The paper titled “Supplier Clustering Based on Unstructured Manufacturing Capability Data” was presented at ASME IDETC/CIE 2018 conference in Quebec City on August 28th. Ramin Sabbagh was the primary author on this paper.  In this research, we successfully demonstrated how a hybrid approach based on document cluttering (K-means method) and topic modeling  (supported by LDA) can be used for automated extension of a SKOS thesaurus. Our longterm objective is to improve the performance of supervised machine learning techniques, such as document classification, with the aid of semantic models such as formal thesauri and ontologies. After including the new research findings, the journal version of the paper will be submitted to JCISE in near future.

This paper was one of the papers presented at Smart Manufacturing Informatics symposium. Dr. Ameri was the chair and symposium organizer.

Abstract: 

The descriptions of capabilities of manufacturing companies can be found in multiple locations including company websites, legacy system databases, and ad hoc documents and spreadsheets. The capability descriptions are often represented using natural language.
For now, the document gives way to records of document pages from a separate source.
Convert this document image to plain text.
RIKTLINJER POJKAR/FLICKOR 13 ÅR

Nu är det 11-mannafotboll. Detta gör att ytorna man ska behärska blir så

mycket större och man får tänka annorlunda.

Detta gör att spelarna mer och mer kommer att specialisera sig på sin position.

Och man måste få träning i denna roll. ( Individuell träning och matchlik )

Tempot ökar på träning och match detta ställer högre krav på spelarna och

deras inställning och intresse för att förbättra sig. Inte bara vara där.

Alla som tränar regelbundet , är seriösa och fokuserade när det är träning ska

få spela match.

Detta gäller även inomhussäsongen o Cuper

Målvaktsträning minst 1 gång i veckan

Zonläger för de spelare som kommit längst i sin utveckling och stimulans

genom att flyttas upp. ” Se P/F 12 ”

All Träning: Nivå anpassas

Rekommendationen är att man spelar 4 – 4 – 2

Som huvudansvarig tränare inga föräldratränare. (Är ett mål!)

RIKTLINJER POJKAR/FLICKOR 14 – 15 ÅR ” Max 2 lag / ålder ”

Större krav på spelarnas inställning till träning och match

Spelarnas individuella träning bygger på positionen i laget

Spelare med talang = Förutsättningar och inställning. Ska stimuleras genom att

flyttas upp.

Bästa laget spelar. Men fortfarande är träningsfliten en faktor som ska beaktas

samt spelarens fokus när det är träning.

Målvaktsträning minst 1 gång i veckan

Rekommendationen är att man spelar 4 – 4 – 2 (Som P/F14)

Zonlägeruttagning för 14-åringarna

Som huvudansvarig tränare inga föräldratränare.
To unlock the value of unstructured capability information and learn from it, there is a need for developing advanced quantitative methods supported by machine learning and natural language processing techniques. This research proposes a multi-step unsupervised learning methodology using K-means clustering and topic modeling techniques in order to build clusters of suppliers based on their capabilities, extract and organize the manufacturing capability terminology, and discover nontrivial patterns in manufacturing capability corpora. The capability data is extracted either directly from the website of manufacturing firms or from their profiles in e-sourcing portals and directories. Feature extraction and dimensionality reduction process in this work in supported by N-gram extraction and Latent Semantic Analysis (LSA) methods. The proposed clustering method is validated experimentally based a dataset composed of 150 capability descriptions collected from web-based sourcing directories such as the Thomas Net directory for manufacturing companies. The results of the experiment show that the proposed method creates supplier cluster with high accuracy.